Gregan Crawford, vice-chair of the Stockbridge and Inverleith Community Council, agreed and said the development was “in many ways a shopping mall with a stadium attachment”.
He said: “There are large retail areas and I think you can predict the kind of shops that will be there and we will probably be seeing the more metro-sized supermarket. It will definitely compete with the boutique shops in the area.
“All these shops have survived everything but this will be the final nail in the coffin for them.”
Local residents have voiced concerns over heavy traffic on the 20 annual match days.
Officials, however, studied traffic around the stadia of Hibs and Hearts and said that the transport impact was manageable.
Artist impressions of the stadium show a tall stone and glass structure just under the height of the Victorian tenements opposite, with nine small retail units running along Comely Bank Road.
On the other side of the structure, facing Inverleith Park, there is seating for 2500 fans and standing room for a further 2500.
Ward councillor Nigel Bagshaw, one of two planning members to oppose the ambitious redevelopment, claimed there was “overwhelming” local opposition.
He said: “The application did not contain a coherent retail impact assessment, a full road traffic assessment or an environmental impact assessment, all of which would have worked against it.
“What we are dealing with here basically a set of shops with seats on top designed to serve the financial interests of Edinburgh Academicals rather than the broader community.
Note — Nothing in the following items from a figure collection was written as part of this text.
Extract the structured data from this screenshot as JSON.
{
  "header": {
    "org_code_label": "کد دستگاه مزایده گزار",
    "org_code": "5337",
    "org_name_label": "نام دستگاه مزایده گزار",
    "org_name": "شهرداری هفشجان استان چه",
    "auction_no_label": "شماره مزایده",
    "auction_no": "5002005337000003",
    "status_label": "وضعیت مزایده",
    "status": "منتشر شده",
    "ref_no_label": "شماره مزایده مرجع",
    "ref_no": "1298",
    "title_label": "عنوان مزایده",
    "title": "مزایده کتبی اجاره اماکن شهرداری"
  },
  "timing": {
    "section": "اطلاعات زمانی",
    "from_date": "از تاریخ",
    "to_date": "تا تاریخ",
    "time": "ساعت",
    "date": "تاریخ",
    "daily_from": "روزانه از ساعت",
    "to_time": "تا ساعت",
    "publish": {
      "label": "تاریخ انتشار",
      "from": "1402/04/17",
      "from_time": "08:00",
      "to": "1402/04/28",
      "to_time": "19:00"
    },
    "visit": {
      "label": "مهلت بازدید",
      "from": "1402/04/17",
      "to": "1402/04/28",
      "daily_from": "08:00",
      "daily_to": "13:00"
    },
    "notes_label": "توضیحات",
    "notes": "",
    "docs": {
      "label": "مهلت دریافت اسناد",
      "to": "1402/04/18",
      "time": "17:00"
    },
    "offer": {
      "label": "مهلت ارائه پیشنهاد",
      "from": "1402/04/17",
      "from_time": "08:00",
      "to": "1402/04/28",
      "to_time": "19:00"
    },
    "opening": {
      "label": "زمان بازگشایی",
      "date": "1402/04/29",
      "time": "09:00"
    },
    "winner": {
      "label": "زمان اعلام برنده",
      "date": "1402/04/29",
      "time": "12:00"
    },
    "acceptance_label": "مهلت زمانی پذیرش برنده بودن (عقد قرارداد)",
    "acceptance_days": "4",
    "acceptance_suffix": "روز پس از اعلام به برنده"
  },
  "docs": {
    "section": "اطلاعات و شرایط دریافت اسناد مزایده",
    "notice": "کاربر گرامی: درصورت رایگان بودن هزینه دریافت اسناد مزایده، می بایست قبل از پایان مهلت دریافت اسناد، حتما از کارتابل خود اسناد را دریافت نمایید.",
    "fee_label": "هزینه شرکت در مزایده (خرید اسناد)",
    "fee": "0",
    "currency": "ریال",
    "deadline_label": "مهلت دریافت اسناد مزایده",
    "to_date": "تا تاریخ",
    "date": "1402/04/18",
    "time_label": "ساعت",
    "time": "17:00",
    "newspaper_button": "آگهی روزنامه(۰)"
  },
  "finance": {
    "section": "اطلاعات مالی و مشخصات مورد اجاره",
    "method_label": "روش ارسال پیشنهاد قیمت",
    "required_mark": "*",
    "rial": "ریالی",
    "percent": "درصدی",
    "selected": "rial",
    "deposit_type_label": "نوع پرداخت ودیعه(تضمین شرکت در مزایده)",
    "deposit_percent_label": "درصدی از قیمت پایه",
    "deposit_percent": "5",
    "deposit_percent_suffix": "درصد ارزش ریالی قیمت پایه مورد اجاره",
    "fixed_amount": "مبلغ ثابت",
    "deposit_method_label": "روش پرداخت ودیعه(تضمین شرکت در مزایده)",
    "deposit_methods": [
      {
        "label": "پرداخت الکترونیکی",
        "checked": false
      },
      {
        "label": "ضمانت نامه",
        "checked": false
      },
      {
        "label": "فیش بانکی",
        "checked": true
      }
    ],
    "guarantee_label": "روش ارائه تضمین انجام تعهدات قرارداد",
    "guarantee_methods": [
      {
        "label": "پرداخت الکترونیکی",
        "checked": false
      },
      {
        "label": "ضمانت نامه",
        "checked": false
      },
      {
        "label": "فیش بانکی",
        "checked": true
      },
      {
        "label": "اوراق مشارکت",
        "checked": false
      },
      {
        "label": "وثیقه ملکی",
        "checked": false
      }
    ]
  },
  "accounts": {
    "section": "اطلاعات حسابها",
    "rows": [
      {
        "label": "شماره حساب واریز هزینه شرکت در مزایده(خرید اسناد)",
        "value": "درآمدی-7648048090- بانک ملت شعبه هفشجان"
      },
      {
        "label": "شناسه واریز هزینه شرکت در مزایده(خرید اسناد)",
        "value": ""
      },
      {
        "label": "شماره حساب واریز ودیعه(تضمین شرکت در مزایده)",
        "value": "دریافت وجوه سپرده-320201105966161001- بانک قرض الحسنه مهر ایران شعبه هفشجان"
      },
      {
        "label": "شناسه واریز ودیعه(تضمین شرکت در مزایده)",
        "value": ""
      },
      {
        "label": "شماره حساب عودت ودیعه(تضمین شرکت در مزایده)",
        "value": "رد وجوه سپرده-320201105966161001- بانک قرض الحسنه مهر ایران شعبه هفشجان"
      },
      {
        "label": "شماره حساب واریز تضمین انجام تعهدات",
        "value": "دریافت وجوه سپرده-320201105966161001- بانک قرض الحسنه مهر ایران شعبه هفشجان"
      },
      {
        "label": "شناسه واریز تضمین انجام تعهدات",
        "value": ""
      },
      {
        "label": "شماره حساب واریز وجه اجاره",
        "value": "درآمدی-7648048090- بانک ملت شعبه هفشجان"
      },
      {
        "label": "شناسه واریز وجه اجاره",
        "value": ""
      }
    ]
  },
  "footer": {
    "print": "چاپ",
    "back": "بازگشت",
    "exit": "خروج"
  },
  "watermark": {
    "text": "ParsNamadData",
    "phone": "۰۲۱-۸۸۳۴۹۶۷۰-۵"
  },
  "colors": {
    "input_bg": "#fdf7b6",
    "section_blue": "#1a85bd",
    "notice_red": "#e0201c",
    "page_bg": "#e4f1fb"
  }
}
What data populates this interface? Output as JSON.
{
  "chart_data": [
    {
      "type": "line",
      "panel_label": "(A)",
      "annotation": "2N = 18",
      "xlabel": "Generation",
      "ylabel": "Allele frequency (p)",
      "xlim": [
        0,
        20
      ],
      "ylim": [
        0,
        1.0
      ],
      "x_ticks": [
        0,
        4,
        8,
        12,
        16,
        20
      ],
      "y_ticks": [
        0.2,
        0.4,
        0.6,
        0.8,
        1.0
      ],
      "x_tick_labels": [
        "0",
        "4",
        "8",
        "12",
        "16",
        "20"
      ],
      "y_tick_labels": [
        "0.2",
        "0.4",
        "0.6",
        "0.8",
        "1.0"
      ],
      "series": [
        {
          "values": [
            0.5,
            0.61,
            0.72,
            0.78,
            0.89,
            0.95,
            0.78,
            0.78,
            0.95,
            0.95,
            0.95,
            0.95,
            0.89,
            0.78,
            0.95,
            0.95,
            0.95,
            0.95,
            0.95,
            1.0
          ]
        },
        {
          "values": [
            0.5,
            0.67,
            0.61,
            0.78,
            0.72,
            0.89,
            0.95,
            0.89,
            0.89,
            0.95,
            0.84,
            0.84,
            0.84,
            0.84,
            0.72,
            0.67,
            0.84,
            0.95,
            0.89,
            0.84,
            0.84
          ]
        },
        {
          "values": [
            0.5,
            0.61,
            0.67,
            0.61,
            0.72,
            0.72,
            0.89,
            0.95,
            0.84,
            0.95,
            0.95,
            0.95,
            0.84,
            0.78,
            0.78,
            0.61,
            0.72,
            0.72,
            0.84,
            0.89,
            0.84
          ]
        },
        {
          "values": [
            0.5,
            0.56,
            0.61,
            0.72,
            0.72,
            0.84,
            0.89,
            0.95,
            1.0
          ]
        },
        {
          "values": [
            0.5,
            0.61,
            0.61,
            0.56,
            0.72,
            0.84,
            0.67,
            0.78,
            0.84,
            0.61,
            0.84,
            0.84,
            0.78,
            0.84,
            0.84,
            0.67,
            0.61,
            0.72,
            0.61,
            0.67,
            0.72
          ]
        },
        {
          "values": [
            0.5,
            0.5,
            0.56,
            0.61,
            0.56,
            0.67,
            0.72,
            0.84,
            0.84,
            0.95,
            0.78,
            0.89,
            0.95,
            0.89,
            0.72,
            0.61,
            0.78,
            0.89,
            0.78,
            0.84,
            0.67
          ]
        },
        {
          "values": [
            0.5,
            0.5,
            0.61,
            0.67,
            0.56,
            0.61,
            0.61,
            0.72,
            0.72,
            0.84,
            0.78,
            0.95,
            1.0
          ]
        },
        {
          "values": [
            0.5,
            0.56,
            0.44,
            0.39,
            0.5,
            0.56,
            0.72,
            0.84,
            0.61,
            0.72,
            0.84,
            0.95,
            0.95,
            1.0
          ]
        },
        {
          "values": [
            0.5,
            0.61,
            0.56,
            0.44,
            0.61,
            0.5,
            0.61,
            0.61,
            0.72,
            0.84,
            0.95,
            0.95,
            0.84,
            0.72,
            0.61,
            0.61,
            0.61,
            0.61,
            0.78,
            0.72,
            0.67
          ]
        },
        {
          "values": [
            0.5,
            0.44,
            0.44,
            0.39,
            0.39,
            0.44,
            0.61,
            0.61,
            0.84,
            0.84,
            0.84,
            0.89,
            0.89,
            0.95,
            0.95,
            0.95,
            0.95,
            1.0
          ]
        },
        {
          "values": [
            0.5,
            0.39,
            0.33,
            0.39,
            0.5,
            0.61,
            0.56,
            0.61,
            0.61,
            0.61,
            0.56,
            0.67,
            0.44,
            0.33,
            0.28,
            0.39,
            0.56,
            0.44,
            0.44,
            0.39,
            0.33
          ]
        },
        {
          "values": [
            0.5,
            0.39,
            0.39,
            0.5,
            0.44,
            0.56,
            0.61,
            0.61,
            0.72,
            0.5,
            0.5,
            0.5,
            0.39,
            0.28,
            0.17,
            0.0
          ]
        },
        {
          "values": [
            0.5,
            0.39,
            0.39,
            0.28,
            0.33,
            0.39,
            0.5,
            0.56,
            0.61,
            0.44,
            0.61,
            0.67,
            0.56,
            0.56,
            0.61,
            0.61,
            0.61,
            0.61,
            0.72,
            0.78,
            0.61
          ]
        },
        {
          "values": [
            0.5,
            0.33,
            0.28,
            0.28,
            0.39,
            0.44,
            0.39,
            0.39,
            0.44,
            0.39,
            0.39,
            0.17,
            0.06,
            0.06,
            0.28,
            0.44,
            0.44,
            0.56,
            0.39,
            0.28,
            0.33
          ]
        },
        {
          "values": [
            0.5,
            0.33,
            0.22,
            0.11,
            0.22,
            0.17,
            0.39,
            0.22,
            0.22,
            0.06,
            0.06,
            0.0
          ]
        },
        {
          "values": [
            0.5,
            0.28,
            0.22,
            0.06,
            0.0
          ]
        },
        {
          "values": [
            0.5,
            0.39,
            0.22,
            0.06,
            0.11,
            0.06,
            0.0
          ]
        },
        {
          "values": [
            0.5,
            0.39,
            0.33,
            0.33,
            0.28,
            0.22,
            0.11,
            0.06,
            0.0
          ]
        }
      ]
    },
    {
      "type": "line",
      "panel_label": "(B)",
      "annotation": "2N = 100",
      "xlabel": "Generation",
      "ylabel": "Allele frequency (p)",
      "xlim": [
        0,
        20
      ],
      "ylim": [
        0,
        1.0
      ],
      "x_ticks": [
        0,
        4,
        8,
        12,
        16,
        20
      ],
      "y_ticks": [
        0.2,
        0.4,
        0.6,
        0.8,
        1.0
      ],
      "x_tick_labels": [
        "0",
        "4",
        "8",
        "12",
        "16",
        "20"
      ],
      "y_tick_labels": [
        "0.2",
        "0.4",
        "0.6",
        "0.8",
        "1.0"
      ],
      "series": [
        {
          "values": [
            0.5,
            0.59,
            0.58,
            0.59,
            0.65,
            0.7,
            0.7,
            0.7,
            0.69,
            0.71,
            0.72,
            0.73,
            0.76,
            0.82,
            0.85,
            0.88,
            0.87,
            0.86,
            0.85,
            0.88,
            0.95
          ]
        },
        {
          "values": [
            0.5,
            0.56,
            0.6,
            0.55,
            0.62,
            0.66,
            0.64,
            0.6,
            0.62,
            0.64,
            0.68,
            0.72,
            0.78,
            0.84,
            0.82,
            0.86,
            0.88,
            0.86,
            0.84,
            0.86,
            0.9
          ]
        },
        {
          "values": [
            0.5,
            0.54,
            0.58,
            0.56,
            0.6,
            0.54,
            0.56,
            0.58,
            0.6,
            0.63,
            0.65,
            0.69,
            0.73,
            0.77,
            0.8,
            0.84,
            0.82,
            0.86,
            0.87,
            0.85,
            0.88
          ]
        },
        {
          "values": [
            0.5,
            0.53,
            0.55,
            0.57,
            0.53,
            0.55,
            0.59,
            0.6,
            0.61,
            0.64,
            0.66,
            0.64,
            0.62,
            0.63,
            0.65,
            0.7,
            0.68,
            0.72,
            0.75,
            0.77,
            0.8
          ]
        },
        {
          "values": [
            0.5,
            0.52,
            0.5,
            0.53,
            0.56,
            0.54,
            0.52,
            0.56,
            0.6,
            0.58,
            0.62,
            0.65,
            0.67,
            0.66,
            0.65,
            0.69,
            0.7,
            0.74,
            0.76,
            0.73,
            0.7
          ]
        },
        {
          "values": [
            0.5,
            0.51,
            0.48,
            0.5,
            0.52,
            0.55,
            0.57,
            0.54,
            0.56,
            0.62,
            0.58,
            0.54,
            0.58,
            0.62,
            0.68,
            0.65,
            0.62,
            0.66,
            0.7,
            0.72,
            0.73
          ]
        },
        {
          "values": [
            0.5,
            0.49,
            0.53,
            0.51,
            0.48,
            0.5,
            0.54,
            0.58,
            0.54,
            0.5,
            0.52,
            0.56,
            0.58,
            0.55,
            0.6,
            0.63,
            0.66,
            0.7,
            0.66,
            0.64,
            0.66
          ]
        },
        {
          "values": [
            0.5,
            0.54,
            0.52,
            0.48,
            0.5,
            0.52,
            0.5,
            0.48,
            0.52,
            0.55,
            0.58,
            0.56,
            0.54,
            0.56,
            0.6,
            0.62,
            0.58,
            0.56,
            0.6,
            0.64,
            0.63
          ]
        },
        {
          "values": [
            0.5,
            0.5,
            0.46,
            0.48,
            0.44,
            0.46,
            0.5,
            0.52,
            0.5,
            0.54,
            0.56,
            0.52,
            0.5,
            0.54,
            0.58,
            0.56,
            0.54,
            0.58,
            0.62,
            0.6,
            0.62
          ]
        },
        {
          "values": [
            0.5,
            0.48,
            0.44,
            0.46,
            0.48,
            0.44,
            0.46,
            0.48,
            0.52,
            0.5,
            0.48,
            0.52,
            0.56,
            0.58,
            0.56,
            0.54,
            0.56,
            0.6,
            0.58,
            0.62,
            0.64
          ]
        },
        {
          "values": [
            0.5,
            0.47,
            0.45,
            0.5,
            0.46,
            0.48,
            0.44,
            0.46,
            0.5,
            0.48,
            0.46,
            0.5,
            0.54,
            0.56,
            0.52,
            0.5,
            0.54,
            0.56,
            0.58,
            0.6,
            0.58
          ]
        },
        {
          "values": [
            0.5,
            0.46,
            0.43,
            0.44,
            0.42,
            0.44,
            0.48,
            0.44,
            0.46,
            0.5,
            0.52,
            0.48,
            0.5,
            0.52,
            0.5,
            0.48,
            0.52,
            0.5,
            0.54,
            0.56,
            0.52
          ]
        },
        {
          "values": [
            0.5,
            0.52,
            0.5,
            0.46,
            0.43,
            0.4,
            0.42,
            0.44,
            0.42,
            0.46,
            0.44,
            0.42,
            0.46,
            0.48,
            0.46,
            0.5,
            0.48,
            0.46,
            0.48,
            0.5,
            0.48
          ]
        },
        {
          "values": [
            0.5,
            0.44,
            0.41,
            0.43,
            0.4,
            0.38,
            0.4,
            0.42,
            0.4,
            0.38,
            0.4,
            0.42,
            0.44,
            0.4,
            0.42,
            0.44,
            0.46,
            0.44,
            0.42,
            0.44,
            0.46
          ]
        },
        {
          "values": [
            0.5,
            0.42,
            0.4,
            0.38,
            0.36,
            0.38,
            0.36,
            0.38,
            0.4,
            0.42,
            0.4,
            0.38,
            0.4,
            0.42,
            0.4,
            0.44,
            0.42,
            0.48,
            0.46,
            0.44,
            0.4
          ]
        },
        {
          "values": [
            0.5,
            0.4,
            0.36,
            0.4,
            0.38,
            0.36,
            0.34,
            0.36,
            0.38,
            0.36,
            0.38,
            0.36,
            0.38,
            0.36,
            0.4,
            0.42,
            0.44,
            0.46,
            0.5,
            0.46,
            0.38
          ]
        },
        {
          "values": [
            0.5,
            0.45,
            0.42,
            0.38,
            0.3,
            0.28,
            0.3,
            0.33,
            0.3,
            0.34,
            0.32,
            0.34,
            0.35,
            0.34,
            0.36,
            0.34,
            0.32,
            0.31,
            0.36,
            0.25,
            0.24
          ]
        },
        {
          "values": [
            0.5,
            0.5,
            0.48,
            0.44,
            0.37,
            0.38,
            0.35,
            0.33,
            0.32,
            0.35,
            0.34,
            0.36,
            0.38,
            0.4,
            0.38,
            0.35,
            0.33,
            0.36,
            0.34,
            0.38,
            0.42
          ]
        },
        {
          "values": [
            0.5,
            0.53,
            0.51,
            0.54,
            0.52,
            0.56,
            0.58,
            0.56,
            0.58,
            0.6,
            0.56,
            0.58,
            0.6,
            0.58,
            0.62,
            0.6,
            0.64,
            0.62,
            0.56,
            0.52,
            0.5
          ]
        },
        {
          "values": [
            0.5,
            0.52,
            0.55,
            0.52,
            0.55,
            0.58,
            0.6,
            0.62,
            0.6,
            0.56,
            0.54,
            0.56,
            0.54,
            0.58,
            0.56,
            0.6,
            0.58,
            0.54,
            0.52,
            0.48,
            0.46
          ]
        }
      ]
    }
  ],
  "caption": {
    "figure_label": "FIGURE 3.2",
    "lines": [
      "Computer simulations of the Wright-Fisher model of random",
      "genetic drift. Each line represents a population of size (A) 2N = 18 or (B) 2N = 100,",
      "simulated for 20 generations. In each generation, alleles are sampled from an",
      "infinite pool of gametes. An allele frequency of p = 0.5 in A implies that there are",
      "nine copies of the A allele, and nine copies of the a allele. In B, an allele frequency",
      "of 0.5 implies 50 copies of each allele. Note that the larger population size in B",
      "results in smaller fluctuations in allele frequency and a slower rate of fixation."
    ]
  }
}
“I am genuinely concerned about the effect this development will have on the local shopping area and also on Edinburgh residents’ faith in the entire planning process.
“The council appears to have gone against its own policy just to accommodate one group’s corporate interests and I don’t think that is acceptable.”
Planning convener Cllr Ian Perry praised the tenacity of both campaign groups in what was a “divisive issue” but said the concerns raised were “insufficient” to derail the application.
He said: “It was clearly a divisive issue and a difficult decision for the committee to reach. Despite being a very ambitious scheme, we decided that the concerns raised were insufficient for us not to grant the application and that they were outweighed by the development’s potential economic and other community benefits.
“I recognise that campaigners against the development will be disappointed by the decision. It is, however, important to concentrate on the facts and guidelines we are obliged to follow when considering such an application.”
Don’t, don’t you want me . . to go quicker?
THEY fanned their faces with leaflets as the packed chamber roasted.
As the gallery cooled themselves, planning bods picked over the merits of a controversial plan to construct a new stadium for Edinburgh Accies Rugby Club – complete with function suite and room for nine shops.
The Dean of Guild Court Room wilted as discussions ran into the third hour. There was brief respite as jubilant singing from the High Street poured through the open windows.
A two-man Fringe ensemble had unwittingly lifted the stifling mood by harmonising Don’t You Want Me by the Human League a capella on the cobbles below.
A long and rambling rant by former lord provost Eric Milligan, above – who perhaps failed to notice the growing weariness around him – was met by tuts and groans.
As he chronicled what seemed like 150 years of Scottish Rugby history, the gallery revolted. A slow hand clap was launched which nearly saw the public ejected but served to sharpen Councillor Milligan’s focus.